Belek.Über das halbe Feld rennt er frei auf das gegnerische Tor zu, bleibt vor dem herauseilenden Keeper eiskalt und legt den Ball am Schlussmann vorbei ins Netz. Sean Seitz erzielte den frühen Führungstreffer im ersten Testspiel des FC Erzgebirge Aue unter der Leitung von Cheftrainer Jens Härtel – ein für den Schützen extrem wichtiges Tor, mit dem er seine aufsteigende Formkurve bestätigte.
„Da ist eine Last von mir abgefallen, weil ich eine wirklich schwere Zeit hatte“, sagt Sean Seitz, der bereits am 14. Dezember beim 6:4 in Sandhausen ein Tor verbuchen konnte und den Führungstreffer im Test gegen den SSV Ulm verhältnismäßig stark bejubelte. Er rannte in Richtung Eckfahne, rutschte auf den Knien und hielt seinen Finger an den Kopf. Der Jubel sprach Bände. Denn der Außenspieler wirkte monatelang verkopft und verunsichert, schien sich zu viele Gedanken zu machen, woraufhin seine Leistungen auf dem Feld ausblieben. Seit ein paar Monaten aber läuft es wieder beim gebürtigen Karlsruher: „Ich habe einfach meinen Kopf ausgeschaltet und mir gesagt: ‚Okay. Ich geh‘ jetzt ins Training und versuche, wieder der alte Seani zu sein, der ich mal war.‘ Von Training zu Training habe ich mich entwickelt, habe wieder mit den einfachen Grundlagen angefangen und bin so meiner Topform wieder einen Schritt näher gekommen“, sagt Sean Seitz: „Ich fühle mich wieder ganz gut.“
Im Sommer 2023 war er von den Veilchen vom Regionalligisten VfR Aalen ins Erzgebirge gelotst worden und zeigte prompt gute Leistungen, schoss zu Beginn der Spielzeit 2023/24 wichtige Treffer, u. a. beim Heimsieg gegen Sandhausen, als er in den Anfangsminuten den Ball sehenswert aus der Distanz in den Winkel schlenzte. Momente wie diese wurden mit der Zeit allerdings seltener. Seitz verlor zwischendurch seinen Stammplatz, konnte lange nicht überzeugen. Insbesondere zu Beginn der laufenden Spielzeit kam der Fußballer lediglich zu Kurzeinsätzen. Doch was war los bei dem Rechtsfuß, der in der Vorsaison immerhin acht Scorerpunkte sammelte, als er fünf Treffer erzielte und drei weitere vorbereitete?
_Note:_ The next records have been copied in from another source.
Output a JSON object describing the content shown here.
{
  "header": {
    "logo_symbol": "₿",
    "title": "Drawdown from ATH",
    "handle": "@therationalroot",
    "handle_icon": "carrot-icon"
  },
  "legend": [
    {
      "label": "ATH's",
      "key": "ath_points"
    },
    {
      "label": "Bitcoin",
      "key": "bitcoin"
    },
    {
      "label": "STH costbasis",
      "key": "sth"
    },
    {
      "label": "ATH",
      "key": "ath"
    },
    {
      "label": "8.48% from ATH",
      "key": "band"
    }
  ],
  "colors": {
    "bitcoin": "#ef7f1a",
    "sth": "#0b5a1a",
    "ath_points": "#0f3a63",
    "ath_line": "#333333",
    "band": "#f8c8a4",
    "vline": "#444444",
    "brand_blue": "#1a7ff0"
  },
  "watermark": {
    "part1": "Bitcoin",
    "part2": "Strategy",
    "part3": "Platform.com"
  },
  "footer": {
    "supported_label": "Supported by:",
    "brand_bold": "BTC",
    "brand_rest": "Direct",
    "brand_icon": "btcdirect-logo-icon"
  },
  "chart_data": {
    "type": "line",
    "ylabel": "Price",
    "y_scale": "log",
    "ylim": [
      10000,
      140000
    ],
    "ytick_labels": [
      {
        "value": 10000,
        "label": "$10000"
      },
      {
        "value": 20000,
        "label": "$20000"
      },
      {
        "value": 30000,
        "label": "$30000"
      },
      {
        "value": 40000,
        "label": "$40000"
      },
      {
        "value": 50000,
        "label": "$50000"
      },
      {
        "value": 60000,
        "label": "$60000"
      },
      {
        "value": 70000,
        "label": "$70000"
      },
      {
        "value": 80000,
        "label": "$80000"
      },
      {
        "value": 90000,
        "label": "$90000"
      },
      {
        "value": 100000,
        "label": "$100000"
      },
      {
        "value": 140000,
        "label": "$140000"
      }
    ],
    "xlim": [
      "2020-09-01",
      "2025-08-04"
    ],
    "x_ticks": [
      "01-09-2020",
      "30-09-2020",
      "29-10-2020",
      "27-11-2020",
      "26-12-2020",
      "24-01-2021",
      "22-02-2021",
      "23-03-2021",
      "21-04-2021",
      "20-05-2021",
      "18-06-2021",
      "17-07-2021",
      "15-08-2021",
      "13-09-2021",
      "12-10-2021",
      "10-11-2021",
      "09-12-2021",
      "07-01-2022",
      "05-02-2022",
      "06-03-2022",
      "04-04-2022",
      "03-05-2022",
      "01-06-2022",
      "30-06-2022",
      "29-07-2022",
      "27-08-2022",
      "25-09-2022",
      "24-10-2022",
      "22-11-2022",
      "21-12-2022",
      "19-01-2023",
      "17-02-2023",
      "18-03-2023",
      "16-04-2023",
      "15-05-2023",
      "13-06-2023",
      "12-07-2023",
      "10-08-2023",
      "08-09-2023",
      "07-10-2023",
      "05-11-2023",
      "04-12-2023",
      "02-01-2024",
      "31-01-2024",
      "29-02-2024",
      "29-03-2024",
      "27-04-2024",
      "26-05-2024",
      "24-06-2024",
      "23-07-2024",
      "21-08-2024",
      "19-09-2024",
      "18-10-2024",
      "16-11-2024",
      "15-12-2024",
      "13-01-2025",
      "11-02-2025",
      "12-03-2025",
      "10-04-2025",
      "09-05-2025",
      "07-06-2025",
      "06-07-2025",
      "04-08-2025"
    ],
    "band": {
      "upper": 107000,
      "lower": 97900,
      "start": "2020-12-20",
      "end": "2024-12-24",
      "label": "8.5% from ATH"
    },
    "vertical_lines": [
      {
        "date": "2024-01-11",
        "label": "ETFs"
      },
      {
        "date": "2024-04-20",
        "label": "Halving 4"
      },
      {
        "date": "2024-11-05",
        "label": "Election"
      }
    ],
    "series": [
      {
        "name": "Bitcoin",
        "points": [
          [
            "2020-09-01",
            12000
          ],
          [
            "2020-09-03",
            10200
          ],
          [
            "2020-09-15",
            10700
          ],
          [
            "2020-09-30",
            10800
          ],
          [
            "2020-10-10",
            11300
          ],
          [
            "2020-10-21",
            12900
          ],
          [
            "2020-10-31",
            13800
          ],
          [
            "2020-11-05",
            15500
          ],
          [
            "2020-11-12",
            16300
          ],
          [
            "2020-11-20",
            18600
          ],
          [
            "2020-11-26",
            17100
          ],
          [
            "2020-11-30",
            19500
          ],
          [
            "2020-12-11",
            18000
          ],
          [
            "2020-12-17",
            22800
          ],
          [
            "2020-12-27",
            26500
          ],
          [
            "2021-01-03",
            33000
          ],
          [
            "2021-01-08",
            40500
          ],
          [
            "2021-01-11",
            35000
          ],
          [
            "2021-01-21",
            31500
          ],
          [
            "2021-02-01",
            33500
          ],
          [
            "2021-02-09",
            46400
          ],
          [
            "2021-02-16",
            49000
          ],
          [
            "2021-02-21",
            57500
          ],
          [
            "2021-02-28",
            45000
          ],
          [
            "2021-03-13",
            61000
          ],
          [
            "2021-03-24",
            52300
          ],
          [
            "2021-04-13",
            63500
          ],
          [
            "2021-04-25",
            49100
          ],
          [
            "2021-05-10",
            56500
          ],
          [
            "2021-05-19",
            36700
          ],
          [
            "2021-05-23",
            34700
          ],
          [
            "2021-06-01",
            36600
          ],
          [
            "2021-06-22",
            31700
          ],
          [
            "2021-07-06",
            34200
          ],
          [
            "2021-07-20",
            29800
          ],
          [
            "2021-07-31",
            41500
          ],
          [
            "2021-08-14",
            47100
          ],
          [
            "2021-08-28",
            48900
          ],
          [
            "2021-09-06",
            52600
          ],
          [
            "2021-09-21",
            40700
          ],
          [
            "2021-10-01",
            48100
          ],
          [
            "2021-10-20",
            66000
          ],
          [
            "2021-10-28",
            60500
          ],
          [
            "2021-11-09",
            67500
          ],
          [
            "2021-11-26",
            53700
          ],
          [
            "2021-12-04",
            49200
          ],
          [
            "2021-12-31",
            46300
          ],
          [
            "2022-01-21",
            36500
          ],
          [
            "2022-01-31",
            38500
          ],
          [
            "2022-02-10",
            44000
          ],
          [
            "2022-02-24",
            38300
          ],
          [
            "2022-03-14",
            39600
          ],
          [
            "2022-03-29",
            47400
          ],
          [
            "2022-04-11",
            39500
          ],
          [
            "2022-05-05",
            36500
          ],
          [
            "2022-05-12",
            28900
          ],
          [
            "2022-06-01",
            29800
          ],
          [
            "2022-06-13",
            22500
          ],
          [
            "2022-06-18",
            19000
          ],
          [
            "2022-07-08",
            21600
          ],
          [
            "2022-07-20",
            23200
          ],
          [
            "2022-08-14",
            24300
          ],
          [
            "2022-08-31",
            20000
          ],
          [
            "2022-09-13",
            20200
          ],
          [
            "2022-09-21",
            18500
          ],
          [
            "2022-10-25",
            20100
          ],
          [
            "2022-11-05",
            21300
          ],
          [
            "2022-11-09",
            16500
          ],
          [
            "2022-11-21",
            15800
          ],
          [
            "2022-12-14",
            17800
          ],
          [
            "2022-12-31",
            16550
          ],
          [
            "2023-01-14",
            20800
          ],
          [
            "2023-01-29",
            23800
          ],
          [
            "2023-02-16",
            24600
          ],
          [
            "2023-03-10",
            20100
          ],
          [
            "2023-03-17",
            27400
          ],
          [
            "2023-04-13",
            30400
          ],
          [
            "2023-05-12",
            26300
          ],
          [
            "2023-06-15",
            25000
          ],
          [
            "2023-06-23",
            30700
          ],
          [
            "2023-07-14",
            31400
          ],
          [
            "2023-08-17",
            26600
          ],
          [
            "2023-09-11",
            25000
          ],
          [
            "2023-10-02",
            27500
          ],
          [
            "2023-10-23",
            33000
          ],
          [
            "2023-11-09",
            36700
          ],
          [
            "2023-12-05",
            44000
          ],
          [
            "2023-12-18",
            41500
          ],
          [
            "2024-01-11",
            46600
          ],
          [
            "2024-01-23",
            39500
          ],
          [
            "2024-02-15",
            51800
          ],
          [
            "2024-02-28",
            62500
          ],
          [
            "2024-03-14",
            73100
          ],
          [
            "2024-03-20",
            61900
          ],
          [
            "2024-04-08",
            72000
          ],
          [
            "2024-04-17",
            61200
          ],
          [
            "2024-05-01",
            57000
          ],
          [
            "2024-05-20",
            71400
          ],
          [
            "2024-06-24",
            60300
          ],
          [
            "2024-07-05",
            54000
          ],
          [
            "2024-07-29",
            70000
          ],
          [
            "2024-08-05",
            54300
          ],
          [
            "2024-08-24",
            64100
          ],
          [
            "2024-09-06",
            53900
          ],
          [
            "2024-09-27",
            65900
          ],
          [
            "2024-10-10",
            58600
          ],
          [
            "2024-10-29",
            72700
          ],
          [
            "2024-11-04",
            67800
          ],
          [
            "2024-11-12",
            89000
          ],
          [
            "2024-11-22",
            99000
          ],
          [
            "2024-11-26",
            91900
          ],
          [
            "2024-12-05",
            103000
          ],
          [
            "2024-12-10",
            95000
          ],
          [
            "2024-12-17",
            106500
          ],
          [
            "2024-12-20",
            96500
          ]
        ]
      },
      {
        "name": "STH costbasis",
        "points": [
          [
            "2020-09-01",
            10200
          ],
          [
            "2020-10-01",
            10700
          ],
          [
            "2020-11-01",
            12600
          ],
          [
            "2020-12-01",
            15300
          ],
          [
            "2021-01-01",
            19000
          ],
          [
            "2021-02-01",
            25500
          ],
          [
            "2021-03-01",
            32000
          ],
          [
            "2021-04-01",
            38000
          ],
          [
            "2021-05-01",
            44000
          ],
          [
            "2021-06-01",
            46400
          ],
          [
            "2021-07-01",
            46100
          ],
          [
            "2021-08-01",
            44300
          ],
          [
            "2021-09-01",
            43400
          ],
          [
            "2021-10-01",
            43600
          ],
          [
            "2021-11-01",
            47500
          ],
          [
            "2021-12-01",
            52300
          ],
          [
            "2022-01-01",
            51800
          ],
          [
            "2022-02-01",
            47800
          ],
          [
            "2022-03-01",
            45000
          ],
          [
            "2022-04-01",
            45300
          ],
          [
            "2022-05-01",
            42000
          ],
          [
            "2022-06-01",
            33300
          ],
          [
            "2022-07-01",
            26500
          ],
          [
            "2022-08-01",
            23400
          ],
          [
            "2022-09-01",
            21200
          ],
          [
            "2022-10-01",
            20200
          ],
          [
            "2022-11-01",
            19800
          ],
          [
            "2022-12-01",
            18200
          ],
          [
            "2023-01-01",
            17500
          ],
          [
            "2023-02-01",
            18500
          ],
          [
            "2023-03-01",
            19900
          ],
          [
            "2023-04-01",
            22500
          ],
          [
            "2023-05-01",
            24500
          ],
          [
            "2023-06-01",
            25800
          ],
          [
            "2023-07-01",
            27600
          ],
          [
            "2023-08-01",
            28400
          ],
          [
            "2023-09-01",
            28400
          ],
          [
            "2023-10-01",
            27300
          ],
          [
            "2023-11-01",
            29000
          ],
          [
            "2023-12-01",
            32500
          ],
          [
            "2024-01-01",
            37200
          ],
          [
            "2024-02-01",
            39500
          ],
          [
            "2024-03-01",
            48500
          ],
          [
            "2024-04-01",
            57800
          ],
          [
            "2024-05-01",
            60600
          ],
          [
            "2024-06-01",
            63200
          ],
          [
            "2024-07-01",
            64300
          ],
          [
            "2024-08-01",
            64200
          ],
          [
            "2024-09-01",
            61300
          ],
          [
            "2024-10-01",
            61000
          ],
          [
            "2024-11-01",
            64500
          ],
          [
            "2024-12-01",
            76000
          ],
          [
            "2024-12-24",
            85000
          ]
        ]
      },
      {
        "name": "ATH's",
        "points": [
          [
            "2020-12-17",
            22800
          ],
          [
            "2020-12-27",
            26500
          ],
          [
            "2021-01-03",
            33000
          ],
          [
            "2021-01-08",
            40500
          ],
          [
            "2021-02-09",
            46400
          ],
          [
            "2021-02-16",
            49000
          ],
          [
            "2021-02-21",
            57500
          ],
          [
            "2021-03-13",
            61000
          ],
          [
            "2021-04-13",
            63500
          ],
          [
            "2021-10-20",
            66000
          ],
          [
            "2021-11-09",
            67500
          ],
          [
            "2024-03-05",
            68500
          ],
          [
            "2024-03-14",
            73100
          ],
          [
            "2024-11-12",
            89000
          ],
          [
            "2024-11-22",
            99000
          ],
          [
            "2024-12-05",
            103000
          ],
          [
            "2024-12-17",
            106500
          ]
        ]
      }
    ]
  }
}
Auf einmal Jungvater: Mit nur 22 Jahren ist er Vater geworden, das stellte sein Leben offenbar etwas auf den Kopf. „Ich bin jung, so früh Vater zu werden, das ist schon eine große Verantwortung. Es ist eine Komplettumstellung“, sagt Sean Seitz. „Aber ich würde sagen, diese Umstellung ist mir sehr, sehr gut gelungen und es fühlt sich sehr gut an, Vater zu sein.“ Sein kleiner Junge hält ihm und seine Partnerin seitdem ganz schön auf Trab, denn früh ins Bett geschickt zu werden, gefällt ihm offenbar nicht. Erst gegen zehn Uhr abends schlafe der Sohn ein, erzählt Seitz, der mit seiner Freundin schon in wenigen Wochen erneut Familienzuwachs erwartet: „Meine Freundin ist nochmal hochschwanger. Jetzt kommt bald die Tochter.“ Ende Januar sei es so weit, dann ist die Familie komplett. „Es war nicht geplant. Aber ich bin sehr dankbar, ein Mädchen zu bekommen. Es war immer ein Traum, einen Sohn und eine Tochter zu haben.“ Sowohl seine Freundin als auch sein Sohn halfen ihm, aus der schweren sportlichen Zeit herauszukommen.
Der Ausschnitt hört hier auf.